Statins could do wonders for people by lowering their cholesterol levels, and may also prove to be beneficial for patients with the most common form of blindness.

A small study conducted at the Harvard Medical School revealed that high doses of statin medication such as Crestor, Zocor and Lipitor may help patients with age-related macular degeneration (AMD).

AMD patients often develop blurring or blindness in the center of their vision because of the fat deposits that form under their retina. Dry-form AMD is the most common type of this eye disease, but there is no effective treatment for it yet so it remains the leading cause of blindness worldwide.

During an early clinical trial, Harvard researchers examined the effects of statin treatments among people with the dry form of AMD. About 23 patients with dry-form AMD received 80 milligrams of Lipitor.

Researchers found that after 18 months of statin treatment, the fat deposits under the retina disappeared in 10 of the 23 patients. Their vision clarity also slightly improved.

"We found that intensive doses of statins carry the potential for clearing up the lipid debris that can lead to vision impairment in a subset of patients with macular degeneration," said Dr. Joan Miller, lead researcher of the study.

Miller hopes that their promising preliminary findings will become the foundation for an effective treatment for 150 million patients afflicted with the eye disease.

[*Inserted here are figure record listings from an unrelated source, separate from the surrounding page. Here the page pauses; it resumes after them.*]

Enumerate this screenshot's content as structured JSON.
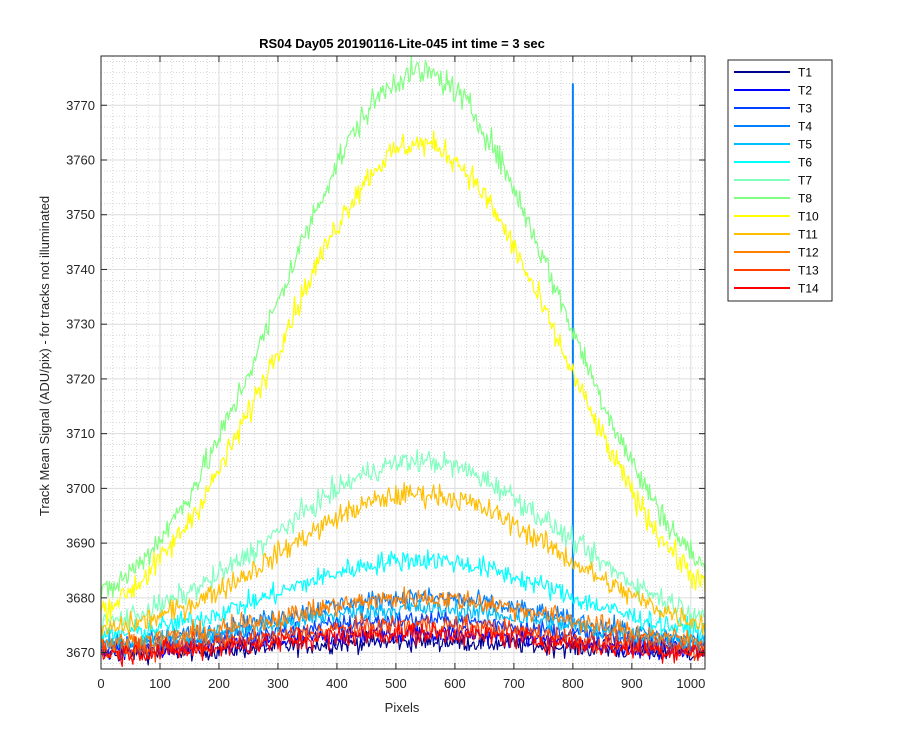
{
  "chart_data": {
    "type": "line",
    "title": "RS04 Day05 20190116-Lite-045 int time = 3 sec",
    "xlabel": "Pixels",
    "ylabel": "Track Mean Signal (ADU/pix) - for tracks not illuminated",
    "xlim": [
      0,
      1024
    ],
    "ylim": [
      3667,
      3779
    ],
    "xticks": [
      0,
      100,
      200,
      300,
      400,
      500,
      600,
      700,
      800,
      900,
      1000
    ],
    "yticks": [
      3670,
      3680,
      3690,
      3700,
      3710,
      3720,
      3730,
      3740,
      3750,
      3760,
      3770
    ],
    "grid": true,
    "minor_grid": true,
    "legend_position": "outside-right",
    "x_peak": 540,
    "x_width_sigma": 235,
    "series": [
      {
        "name": "T1",
        "color": "#00008f",
        "base": 3669.6,
        "peak": 3672.0,
        "noise": 1.2
      },
      {
        "name": "T2",
        "color": "#0000ff",
        "base": 3670.0,
        "peak": 3673.5,
        "noise": 1.2
      },
      {
        "name": "T3",
        "color": "#0040ff",
        "base": 3670.5,
        "peak": 3676.0,
        "noise": 1.2
      },
      {
        "name": "T4",
        "color": "#0080ff",
        "base": 3671.0,
        "peak": 3680.0,
        "noise": 1.3,
        "spike_x": 800,
        "spike_top": 3774.0
      },
      {
        "name": "T5",
        "color": "#00bfff",
        "base": 3671.0,
        "peak": 3678.0,
        "noise": 1.3
      },
      {
        "name": "T6",
        "color": "#00ffff",
        "base": 3672.0,
        "peak": 3687.0,
        "noise": 1.4
      },
      {
        "name": "T7",
        "color": "#80ffbf",
        "base": 3673.0,
        "peak": 3705.0,
        "noise": 1.5
      },
      {
        "name": "T8",
        "color": "#80ff80",
        "base": 3673.0,
        "peak": 3776.0,
        "noise": 1.8
      },
      {
        "name": "T10",
        "color": "#ffff00",
        "base": 3671.0,
        "peak": 3763.0,
        "noise": 1.7
      },
      {
        "name": "T11",
        "color": "#ffbf00",
        "base": 3672.0,
        "peak": 3699.0,
        "noise": 1.5
      },
      {
        "name": "T12",
        "color": "#ff8000",
        "base": 3671.0,
        "peak": 3680.0,
        "noise": 1.4
      },
      {
        "name": "T13",
        "color": "#ff4000",
        "base": 3670.0,
        "peak": 3675.0,
        "noise": 1.4
      },
      {
        "name": "T14",
        "color": "#ff0000",
        "base": 3669.5,
        "peak": 3673.5,
        "noise": 1.4
      }
    ]
  }
}
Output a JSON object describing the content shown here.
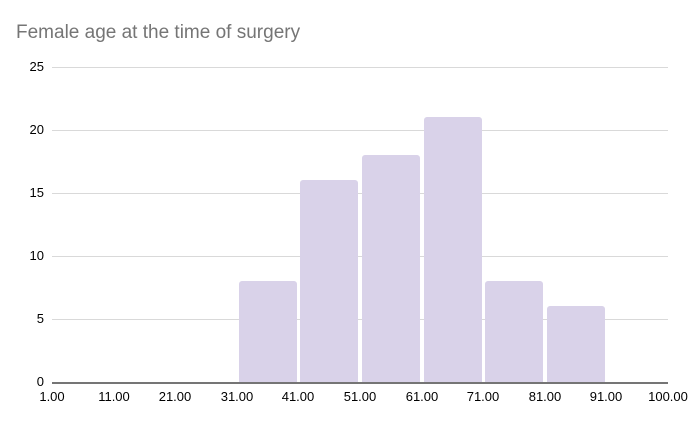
{
  "chart_data": {
    "type": "bar",
    "title": "Female age at the time of surgery",
    "xlabel": "",
    "ylabel": "",
    "x_tick_labels": [
      "1.00",
      "11.00",
      "21.00",
      "31.00",
      "41.00",
      "51.00",
      "61.00",
      "71.00",
      "81.00",
      "91.00",
      "100.00"
    ],
    "x_tick_values": [
      1,
      11,
      21,
      31,
      41,
      51,
      61,
      71,
      81,
      91,
      100
    ],
    "y_ticks": [
      0,
      5,
      10,
      15,
      20,
      25
    ],
    "ylim": [
      0,
      25
    ],
    "bin_edges": [
      1,
      11,
      21,
      31,
      41,
      51,
      61,
      71,
      81,
      91,
      100
    ],
    "bin_counts": [
      0,
      0,
      0,
      8,
      16,
      18,
      21,
      8,
      6,
      0
    ],
    "grid": true,
    "legend": "none"
  },
  "style": {
    "bar_fill": "#d9d2e9",
    "title_color": "#757575",
    "axis_label_color": "#000000",
    "gridline_color": "#d9d9d9",
    "baseline_color": "#757575"
  }
}
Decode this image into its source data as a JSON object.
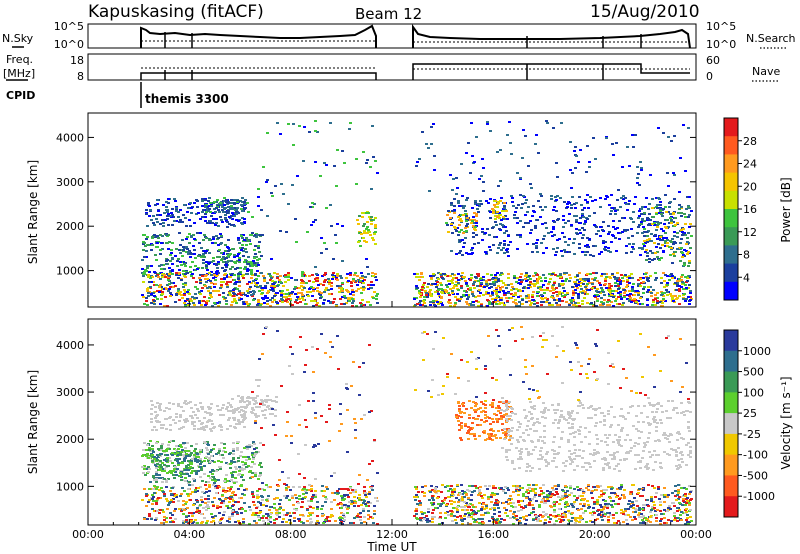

Meanwhile, Dr. Demetrios Vavvas, a co-author of the study, said that not all cases of dry-form AMD are the same. He said their findings indicate that statins are going to be most effective when prescribed at high doses.

"It may be possible to eventually have a treatment that not only arrests the disease but also reverses its damage and improves the visual acuity in some patients," said Vavvas.

The team's next step is to perform a larger study of statin treatments for patients with AMD.

Vavvas said that statin is an FDA-approved and accessible drug that they have had plenty of experience with.

"We believe it offers the potential to halt progression of this disease, but possibly even to restore function in some patients with dry AMD," added Vavvas.

The study is featured in the journal EBioMedicine.